Malawi Plunge Into Economic Turmoil

The Reserve Bank of Malawi (RBM) has devalued the Malawi Kwacha by 25 percent effective today, Friday 27th May 2022.

The devaluation comes in the wake of recommendations from the International Monetary Fund (IMF) delegation which is currently in the country as the government is pushing for a new Extended Credit Facility (ECF).

In a statement released by the bank dated May 26th, 2022 and signed by it’s Governor Dr. Wilson Thomas Banda, the Bank is aware that an exchange rate path cannot be predicted or determined without considering prevailing market factors.

The statement says the rising commodity prices and the Russia Ukraine war coupled with Cyclone Ana and Gombe have worsened the situation in the country.

They further state that prices in the shops are already reflected to the large extent, and aligning the ADB’s TT rate with the Bureaux Cash The rate should not lead to further price increases.

“In the short term, the Kwacha exchange rate adjustment process may add pressure on inflation but we are committed to prudent monetary and fiscal policies to contain all inflationary pressure within manageable limits,” Banda said

Meanwhile, several economic experts have warned saying the devaluation of the currency will drive up the prices of goods and services in the country, therefore, businesses will need more kwachas or higher working capital to finance them so that most of the goods are imported.

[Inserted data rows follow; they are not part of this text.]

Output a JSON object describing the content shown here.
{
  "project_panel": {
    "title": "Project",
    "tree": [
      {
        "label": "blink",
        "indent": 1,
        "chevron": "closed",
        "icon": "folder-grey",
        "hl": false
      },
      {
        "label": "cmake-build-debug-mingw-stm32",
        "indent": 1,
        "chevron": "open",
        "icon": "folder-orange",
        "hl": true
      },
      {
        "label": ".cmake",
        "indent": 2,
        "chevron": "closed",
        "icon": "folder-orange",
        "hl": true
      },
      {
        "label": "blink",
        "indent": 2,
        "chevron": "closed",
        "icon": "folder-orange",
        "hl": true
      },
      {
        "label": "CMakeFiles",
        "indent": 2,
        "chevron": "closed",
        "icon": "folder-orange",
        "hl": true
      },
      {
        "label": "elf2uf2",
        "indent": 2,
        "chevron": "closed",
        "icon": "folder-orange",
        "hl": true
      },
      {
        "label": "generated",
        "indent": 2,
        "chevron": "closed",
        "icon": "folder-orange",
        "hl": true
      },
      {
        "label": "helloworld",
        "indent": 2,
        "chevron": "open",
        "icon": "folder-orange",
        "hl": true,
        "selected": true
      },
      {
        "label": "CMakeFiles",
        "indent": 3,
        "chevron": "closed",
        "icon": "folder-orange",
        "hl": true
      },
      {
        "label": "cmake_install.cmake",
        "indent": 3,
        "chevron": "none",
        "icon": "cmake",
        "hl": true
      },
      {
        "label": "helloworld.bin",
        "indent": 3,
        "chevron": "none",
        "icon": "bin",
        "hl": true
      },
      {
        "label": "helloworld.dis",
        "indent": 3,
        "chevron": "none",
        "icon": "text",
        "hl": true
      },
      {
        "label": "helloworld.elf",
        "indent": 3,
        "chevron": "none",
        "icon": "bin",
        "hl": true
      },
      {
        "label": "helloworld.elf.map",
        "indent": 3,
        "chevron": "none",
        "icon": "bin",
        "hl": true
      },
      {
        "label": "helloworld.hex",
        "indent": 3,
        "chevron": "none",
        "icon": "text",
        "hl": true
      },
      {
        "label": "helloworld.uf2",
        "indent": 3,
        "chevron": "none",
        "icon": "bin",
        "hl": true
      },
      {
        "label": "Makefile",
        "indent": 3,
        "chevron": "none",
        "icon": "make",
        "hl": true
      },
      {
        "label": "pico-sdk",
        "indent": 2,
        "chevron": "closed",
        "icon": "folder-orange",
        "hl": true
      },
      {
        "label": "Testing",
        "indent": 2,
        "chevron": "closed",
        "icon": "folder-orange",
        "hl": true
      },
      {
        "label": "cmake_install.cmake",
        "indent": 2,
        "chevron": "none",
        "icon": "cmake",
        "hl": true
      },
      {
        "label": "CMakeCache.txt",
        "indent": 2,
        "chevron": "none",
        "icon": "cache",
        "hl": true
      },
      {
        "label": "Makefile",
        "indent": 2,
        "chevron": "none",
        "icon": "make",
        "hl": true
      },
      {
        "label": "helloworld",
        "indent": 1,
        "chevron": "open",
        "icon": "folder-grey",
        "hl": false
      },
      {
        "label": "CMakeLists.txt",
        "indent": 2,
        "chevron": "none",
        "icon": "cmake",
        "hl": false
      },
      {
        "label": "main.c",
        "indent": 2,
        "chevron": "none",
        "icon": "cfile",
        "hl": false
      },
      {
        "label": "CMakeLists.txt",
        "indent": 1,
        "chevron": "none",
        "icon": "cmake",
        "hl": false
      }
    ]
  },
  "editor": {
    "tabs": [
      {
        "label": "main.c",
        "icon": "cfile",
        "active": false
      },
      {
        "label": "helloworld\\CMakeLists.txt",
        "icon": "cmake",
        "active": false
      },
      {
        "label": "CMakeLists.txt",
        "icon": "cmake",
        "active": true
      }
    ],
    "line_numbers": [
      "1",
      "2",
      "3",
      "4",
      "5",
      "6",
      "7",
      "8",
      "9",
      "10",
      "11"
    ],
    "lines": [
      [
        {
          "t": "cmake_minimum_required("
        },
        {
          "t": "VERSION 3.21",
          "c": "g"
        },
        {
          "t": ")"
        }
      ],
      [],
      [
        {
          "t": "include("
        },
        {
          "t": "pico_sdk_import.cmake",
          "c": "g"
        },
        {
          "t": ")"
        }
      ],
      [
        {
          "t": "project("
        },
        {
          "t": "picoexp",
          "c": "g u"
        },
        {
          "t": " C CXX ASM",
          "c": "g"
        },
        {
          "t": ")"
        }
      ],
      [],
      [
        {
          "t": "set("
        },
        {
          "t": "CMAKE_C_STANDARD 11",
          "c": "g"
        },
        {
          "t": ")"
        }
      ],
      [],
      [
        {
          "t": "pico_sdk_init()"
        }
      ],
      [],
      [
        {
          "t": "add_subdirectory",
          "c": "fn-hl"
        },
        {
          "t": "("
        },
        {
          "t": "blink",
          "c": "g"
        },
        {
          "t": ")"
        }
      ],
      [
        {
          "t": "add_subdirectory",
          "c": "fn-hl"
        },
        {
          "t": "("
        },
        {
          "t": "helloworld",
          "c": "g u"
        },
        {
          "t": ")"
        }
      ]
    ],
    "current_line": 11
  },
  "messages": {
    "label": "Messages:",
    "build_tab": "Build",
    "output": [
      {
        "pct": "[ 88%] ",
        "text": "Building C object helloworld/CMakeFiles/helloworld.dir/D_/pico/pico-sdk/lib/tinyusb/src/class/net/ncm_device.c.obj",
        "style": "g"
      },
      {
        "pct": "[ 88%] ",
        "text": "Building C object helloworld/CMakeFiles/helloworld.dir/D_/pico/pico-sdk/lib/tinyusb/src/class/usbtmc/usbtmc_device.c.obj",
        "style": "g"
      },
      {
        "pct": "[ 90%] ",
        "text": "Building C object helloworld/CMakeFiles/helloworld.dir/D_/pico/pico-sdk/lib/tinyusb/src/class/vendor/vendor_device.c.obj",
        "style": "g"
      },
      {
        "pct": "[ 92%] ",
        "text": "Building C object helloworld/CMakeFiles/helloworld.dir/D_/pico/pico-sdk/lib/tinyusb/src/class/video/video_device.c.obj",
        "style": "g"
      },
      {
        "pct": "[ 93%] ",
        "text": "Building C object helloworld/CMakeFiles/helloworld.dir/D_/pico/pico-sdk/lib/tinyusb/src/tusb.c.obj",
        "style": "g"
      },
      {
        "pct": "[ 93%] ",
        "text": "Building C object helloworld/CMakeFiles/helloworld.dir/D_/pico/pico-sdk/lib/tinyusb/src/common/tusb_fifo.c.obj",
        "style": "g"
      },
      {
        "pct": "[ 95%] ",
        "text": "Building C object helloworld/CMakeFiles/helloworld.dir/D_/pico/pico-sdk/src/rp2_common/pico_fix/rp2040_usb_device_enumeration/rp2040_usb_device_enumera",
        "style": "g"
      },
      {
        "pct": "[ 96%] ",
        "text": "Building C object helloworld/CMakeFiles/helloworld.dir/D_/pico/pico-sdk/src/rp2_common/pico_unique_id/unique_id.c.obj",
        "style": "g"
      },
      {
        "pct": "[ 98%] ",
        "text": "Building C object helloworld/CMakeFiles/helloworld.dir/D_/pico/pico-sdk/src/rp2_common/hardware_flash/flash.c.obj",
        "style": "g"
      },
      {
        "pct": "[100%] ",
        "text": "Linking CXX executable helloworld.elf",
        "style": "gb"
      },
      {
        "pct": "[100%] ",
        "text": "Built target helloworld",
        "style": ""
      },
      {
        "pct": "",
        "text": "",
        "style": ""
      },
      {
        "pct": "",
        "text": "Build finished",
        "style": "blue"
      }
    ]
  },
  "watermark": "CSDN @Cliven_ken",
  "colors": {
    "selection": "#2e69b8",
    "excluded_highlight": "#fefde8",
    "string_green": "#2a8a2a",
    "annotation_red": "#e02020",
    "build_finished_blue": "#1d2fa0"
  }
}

Households will also need more money to finance living expenses leading them into abject poverty if they don’t have a corresponding increase in earnings.

In an interview, Dr Betchani Tchereni an economic expert with Malawi University of Business and Applied Sciences (MUBAS) said Malawi imports most of the commodities from elsewhere and following the devaluation, prices of almost every commodity will go up.

“We are going to experience the prices of many of those commodities going up, when we say many of those commodities will mean everything because Malawi imports almost everything. Salaries for those who work will remain the same unless we are told they are going to change.

“Those who do not work at all they are going to have problems to purchase the commodities and the middle class will be wiped out,” Tchereni said

He concluded saying that in the next two to three months Malawians should expect welfare losses.

Ironically, the devaluation of the currency comes at a time when the government is still failing to reduce unnecessary spending.

On Tuesday this week, the Executive Director of the Church and Society Programmes in the CCAP Synod of Livingstonia, Moses Mkandawire pleaded to the country’s leadership to consider cutting both; local and international trips as another measure of controlling wealth and unnecessary externalization of forex.

“The leadership should minimise both; local and international travelling considering that our current economic status is very fragile,” Mkandawire said.

Meanwhile the inflation rate has risen to 19 percent from 7.1 percent between 2017 and 2020 When Dr Dalitso Kabambe was governor of the Reserve Bank of Malawi.